Green was a dangerous man who was known to use a firearm at the slightest provocation. He became a frequent visitor to Nottingham from London and was soon known to the police. Nottinghamshire Police intelligence picked up information that Green was selling crack cocaine in the city: his name had cropped up in the letters written by Ian Bedward which were seized by police. In fact Green was only one of a small but growing number of Yardies branching out from the capital and selling drugs in the major provincial cities of Bristol, Manchester, Birmingham and Liverpool.
According to testimony at a later court trial, two brothers from Birmingham who had recently fallen out with the Robinsons in an apparent turf rivalry were expected at the blues party, which began on the night of 29 May. Police suspected these brothers were ferrying large amounts of cocaine into Nottingham.
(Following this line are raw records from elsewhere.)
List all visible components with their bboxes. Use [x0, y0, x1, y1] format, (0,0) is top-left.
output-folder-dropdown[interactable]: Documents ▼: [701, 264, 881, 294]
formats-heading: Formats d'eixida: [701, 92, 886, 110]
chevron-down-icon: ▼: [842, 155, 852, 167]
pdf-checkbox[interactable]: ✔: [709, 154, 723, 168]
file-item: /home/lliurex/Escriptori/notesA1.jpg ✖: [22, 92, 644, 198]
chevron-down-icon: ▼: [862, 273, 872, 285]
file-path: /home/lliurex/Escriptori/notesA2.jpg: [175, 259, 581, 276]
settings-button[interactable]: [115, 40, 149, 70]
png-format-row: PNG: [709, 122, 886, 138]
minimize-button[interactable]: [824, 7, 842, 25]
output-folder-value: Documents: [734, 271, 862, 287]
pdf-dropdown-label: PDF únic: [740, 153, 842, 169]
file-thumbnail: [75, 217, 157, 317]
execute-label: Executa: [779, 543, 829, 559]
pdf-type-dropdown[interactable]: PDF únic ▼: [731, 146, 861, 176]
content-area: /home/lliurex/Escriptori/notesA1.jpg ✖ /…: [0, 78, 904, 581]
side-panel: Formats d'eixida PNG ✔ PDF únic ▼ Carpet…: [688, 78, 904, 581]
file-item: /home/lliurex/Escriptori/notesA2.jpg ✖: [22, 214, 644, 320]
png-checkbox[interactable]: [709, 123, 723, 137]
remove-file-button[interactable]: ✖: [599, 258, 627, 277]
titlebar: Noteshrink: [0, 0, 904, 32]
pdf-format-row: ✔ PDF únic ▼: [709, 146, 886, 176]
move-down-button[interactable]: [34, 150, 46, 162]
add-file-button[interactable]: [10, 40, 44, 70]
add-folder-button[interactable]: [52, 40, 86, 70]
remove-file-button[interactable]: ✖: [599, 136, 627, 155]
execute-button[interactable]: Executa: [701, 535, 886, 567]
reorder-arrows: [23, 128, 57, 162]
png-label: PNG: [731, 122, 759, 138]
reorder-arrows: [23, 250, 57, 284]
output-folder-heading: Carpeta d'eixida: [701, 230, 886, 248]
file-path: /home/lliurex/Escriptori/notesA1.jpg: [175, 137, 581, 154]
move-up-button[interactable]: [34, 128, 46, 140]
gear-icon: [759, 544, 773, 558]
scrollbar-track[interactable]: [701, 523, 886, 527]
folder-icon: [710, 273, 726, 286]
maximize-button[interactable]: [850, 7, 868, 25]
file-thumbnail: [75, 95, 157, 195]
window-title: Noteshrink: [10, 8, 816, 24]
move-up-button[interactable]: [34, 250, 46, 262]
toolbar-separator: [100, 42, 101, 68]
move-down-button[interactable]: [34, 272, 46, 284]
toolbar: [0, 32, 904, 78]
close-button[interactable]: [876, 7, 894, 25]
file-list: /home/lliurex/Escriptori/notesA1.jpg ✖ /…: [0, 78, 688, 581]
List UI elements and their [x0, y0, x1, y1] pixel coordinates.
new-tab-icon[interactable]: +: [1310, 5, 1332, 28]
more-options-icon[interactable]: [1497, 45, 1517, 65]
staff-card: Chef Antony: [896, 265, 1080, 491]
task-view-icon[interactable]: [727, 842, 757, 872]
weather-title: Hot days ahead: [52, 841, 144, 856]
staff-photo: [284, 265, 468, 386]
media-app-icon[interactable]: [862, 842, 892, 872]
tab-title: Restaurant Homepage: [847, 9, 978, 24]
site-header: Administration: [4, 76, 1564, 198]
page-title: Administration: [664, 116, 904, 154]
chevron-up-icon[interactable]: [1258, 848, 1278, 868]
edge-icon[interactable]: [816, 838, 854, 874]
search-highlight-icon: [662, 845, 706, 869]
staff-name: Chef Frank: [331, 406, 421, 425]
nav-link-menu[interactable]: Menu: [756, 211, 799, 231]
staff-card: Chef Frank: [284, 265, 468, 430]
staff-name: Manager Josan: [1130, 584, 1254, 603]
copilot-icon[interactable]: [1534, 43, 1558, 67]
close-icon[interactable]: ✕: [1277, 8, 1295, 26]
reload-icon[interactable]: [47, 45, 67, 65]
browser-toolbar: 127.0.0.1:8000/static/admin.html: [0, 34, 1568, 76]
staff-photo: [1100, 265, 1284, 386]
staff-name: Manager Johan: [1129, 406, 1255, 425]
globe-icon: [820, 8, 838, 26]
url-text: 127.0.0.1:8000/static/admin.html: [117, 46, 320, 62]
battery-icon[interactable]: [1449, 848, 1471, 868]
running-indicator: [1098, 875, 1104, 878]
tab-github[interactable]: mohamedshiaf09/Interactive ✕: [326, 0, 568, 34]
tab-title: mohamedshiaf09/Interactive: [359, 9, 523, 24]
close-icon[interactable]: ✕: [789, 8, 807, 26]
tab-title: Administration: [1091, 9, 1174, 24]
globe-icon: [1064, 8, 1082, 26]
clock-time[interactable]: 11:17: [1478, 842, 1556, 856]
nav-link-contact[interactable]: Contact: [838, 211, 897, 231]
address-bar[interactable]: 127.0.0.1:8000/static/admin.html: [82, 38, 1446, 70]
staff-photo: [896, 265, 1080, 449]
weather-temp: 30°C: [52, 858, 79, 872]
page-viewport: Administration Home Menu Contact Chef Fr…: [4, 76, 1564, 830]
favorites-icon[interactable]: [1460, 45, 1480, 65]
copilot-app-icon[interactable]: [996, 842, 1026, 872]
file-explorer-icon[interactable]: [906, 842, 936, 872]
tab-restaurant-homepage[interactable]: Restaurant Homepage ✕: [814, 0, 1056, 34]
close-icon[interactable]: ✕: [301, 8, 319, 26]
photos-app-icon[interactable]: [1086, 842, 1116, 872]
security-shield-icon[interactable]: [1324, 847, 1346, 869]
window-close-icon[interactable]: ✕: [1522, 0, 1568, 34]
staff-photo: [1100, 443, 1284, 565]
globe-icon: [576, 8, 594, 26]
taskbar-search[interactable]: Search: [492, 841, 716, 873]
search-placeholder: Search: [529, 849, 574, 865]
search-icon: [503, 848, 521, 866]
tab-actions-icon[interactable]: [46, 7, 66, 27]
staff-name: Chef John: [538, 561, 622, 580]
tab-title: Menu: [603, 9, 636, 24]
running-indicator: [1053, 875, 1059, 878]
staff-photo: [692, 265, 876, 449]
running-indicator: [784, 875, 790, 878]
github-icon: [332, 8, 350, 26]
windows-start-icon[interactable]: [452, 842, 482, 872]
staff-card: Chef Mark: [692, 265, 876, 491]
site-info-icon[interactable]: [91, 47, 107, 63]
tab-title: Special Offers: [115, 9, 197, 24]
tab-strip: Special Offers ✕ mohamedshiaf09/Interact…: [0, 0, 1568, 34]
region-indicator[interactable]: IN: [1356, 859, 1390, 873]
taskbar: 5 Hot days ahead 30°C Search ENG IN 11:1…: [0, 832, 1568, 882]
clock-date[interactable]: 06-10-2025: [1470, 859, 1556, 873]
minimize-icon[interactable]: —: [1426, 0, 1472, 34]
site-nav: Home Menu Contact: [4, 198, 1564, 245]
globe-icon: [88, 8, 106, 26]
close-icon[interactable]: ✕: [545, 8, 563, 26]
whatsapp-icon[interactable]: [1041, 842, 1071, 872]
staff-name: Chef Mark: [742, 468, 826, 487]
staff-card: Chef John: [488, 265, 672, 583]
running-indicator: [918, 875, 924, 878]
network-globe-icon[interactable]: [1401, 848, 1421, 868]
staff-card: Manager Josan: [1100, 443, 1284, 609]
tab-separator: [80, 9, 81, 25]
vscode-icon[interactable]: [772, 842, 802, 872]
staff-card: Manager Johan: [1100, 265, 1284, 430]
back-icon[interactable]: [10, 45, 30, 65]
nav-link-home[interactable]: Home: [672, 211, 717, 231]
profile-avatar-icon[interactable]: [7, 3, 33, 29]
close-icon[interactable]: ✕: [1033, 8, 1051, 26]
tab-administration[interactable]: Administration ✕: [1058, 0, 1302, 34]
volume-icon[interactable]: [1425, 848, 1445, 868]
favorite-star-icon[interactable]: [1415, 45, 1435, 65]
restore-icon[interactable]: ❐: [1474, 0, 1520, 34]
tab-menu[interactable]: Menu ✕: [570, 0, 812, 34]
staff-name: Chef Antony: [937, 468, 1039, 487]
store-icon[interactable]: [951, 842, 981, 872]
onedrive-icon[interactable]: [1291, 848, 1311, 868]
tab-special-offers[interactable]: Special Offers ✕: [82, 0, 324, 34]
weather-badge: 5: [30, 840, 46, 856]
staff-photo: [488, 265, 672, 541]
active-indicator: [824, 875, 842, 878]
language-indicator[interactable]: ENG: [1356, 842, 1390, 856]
At a party two weeks earlier, two of the Robinson clan, Peter and Ricky – Douggie Man’s grandsons – had been severely beaten up. Another of the family, Leslie, who was working as a clerk at a law firm and would later become the main organiser for the Nottingham Afro-Caribbean Carnival, had his car torched in an attack police believed was linked to the feud. Eaton Green, who had been partying at the Marcus Garvey Centre in Nottingham the same night with some Yardie friends, had also been ‘dissed’ by some of the locals. One of them had saluted Asher’s sound coming from the speakers with a volley of gunfire into the ceiling, which had almost deafened one of Green’s associates, Rohan ‘Bumpy’ Thomas. Bumpy wasn’t happy.